October 17, 2003
Colloquium Speaker: Antulio J. Echevarria II
Lieutenant Colonel Antulio J. Echevarria II is a U.S. Army officer currently assigned as the Director of National Security Affairs in the Strategic Studies Institute, U.S. Army War College, Carlisle Barracks, Pa. He graduated from the U.S. Military Academy in 1981, was commissioned as an armor officer, and has held a variety of command and staff assignments in Germany and Continental US. He has also served as an assistant professor of European history at the U.S. Military Academy, as the Squadron S3 (Operations Officer) of 3/16 Cavalry, as Chief of BN/TF and Bde Doctrine at the U.S. Army Armor Center at Fort Knox, as a researcher in the Army After Next project at HQ TRADOC, Ft.

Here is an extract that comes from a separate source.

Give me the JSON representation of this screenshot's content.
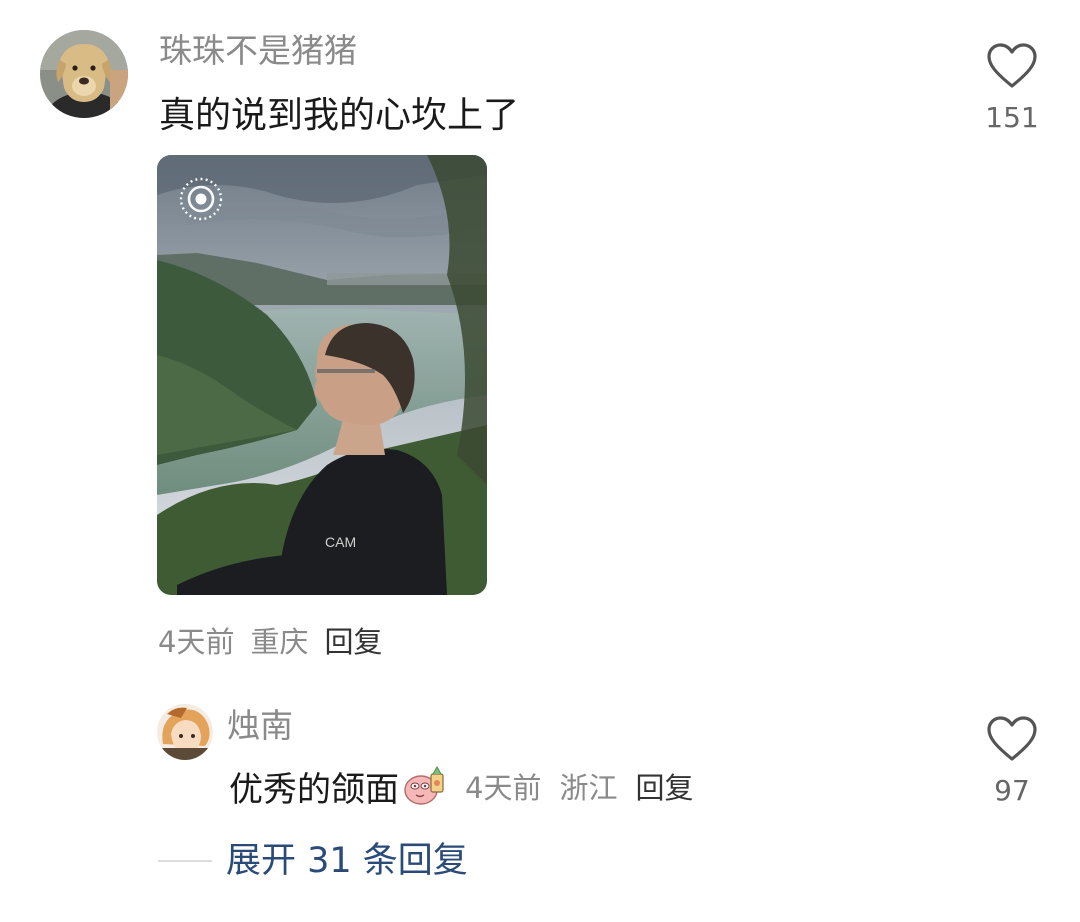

Monroe, Va., and as a speechwriter for the U.S. Army Chief of Staff. He is a graduate of the U.S. Army's Command and General Staff College, the U.S. Army War College, and holds M.A. and Ph.D. degrees in history from Princeton University. His book, After Clausewitz: German Military Thinkers before the Great War, was published by the University Press of Kansas (2001). He also published articles in a number of scholarly and professional military journals to include The Journal of Strategic Studies, The Journal of Military History, War in History, War & Society, Naval War College Review, Parameters, Joint Force Quarterly, Royal United Services Institute, Military Review, Airpower Journal, Marine Corps Gazette, and Military History Quarterly
Globalization-or the spread of information and information technologies, along with greater public participation in economic and political processes-is transforming every aspect of human affairs, to include war. Yet, it is not clear that we fully understand how the forces of globalization might be affecting the nature of war. Or that we fully understand the nature of war itself. These are more than academic questions, since the nature of a thing tends to define how it can and cannot be used. The Clausewitzian Trinity-made up of the subordinating or guiding influence (policy), the play of chance and probability, and the force of enmity or basic hostility-remains a valid model for understanding the nature of war. From this perspective, globalization is strengthening the role that politics plays in war by affording political leaders the capability to exert greater real-time control over military operations. And, contrary to expectations, the increased flow of information attributed to globalization may simply intensify the play of chance and probability, rather than enhance knowledge and situational awareness. Finally, globalization makes the forces of hostility more critical in the conduct of war. Political leaders can now mobilize hostile passions more quickly and over a larger area than hitherto, particularly among cultures attempting to resist the spread of globalization.